Sur eux plane l’Épée : un jour, tel est leur sort,
Ils seront abattus par cette vierge ailée.
Qu’importe que ce soit demain ? Dans la mêlée,
A l’heure de mourir, leur défaillante voix
Lance le cri de guerre une dernière fois !

Si quelque chef est mort, sa veuve aura des larmes :
Ne vous lamentez pas. Mais qu’on le couche en armes ;
Avec lui soit le glaive, et le noir bouclier.
Que Ton pare son cou d’un précieux collier ;
Que ses chevaux, ses chiens soient livrés à la flamme ;
Que ses plus chers amis accompagnent son âme.
La pique sur l’épaule, il parait endormi ;
Son visage est encor tourné vers l’ennemi…

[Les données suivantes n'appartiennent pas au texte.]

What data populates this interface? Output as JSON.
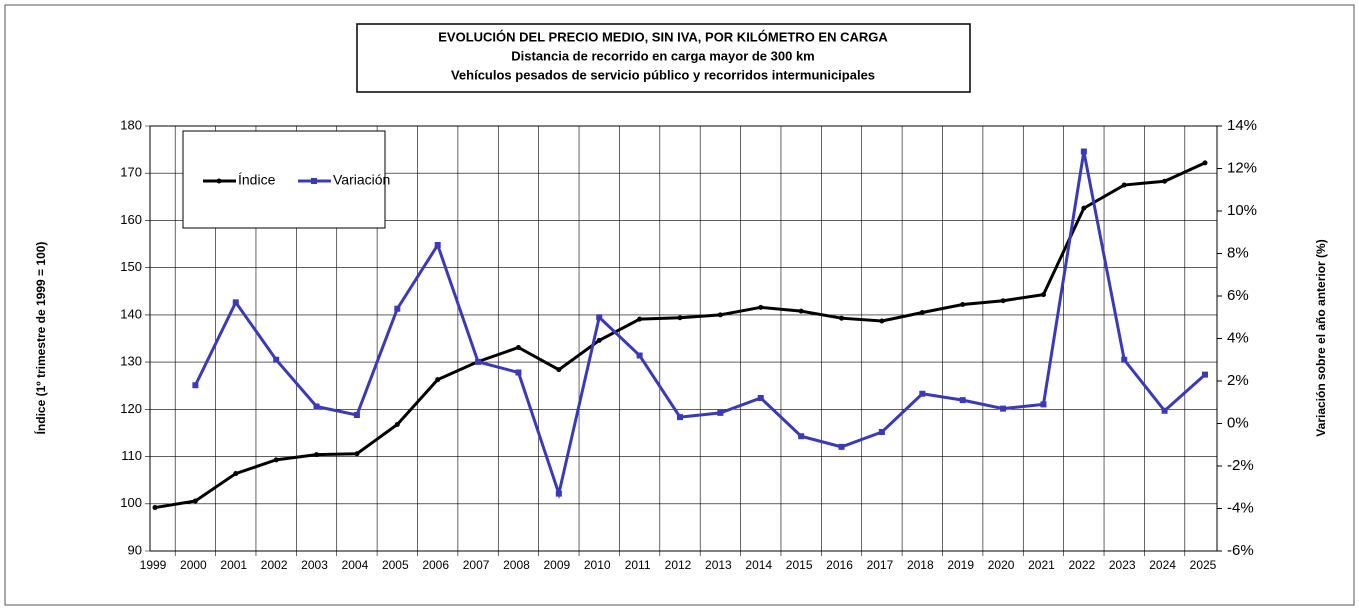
{
  "chart_data": {
    "type": "line",
    "title": "EVOLUCIÓN  DEL PRECIO  MEDIO,  SIN IVA,  POR KILÓMETRO  EN CARGA",
    "subtitle": [
      "Distancia  de recorrido  en carga mayor de 300 km",
      "Vehículos pesados de servicio público y recorridos intermunicipales"
    ],
    "y_label": "Índice (1º trimestre de 1999 = 100)",
    "y2_label": "Variación sobre el año anterior (%)",
    "categories": [
      "1999",
      "2000",
      "2001",
      "2002",
      "2003",
      "2004",
      "2005",
      "2006",
      "2007",
      "2008",
      "2009",
      "2010",
      "2011",
      "2012",
      "2013",
      "2014",
      "2015",
      "2016",
      "2017",
      "2018",
      "2019",
      "2020",
      "2021",
      "2022",
      "2023",
      "2024",
      "2025"
    ],
    "series": [
      {
        "name": "Índice",
        "color": "#000000",
        "axis": "y",
        "values": [
          99.2,
          100.6,
          106.4,
          109.3,
          110.4,
          110.6,
          116.8,
          126.3,
          130.1,
          133.1,
          128.4,
          134.6,
          139.1,
          139.4,
          140.0,
          141.6,
          140.8,
          139.3,
          138.7,
          140.5,
          142.2,
          143.0,
          144.3,
          162.6,
          167.5,
          168.3,
          172.2
        ]
      },
      {
        "name": "Variación",
        "color": "#3a3ab8",
        "axis": "y2",
        "values": [
          null,
          1.8,
          5.7,
          3.0,
          0.8,
          0.4,
          5.4,
          8.4,
          2.9,
          2.4,
          -3.3,
          5.0,
          3.2,
          0.3,
          0.5,
          1.2,
          -0.6,
          -1.1,
          -0.4,
          1.4,
          1.1,
          0.7,
          0.9,
          12.8,
          3.0,
          0.6,
          2.3
        ]
      }
    ],
    "ylim": [
      90,
      180
    ],
    "yticks": [
      90,
      100,
      110,
      120,
      130,
      140,
      150,
      160,
      170,
      180
    ],
    "y2lim": [
      -6,
      14
    ],
    "y2ticks": [
      {
        "value": -6,
        "label": "-6%"
      },
      {
        "value": -4,
        "label": "-4%"
      },
      {
        "value": -2,
        "label": "-2%"
      },
      {
        "value": 0,
        "label": "0%"
      },
      {
        "value": 2,
        "label": "2%"
      },
      {
        "value": 4,
        "label": "4%"
      },
      {
        "value": 6,
        "label": "6%"
      },
      {
        "value": 8,
        "label": "8%"
      },
      {
        "value": 10,
        "label": "10%"
      },
      {
        "value": 12,
        "label": "12%"
      },
      {
        "value": 14,
        "label": "14%"
      }
    ],
    "grid": true
  }
}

Mais l’âme va s’enfuir sur les houles sauvages
Pour aborder enfin aux lumineux rivages,
Aux îles de bonheur, vers l’Occident, là-bas !
Elle y retrouvera des jeux et des combats,
De princières amours, les baisers d’une reine,
Des manteaux d’écarlate et des lances de frêne,
De splendides coursiers, plus légers que les vents,
Des bardes comme moi, des harpistes savants
A dérouler une ample et merveilleuse histoire,
Des chaudrons pleins de viande et des cornes à boire.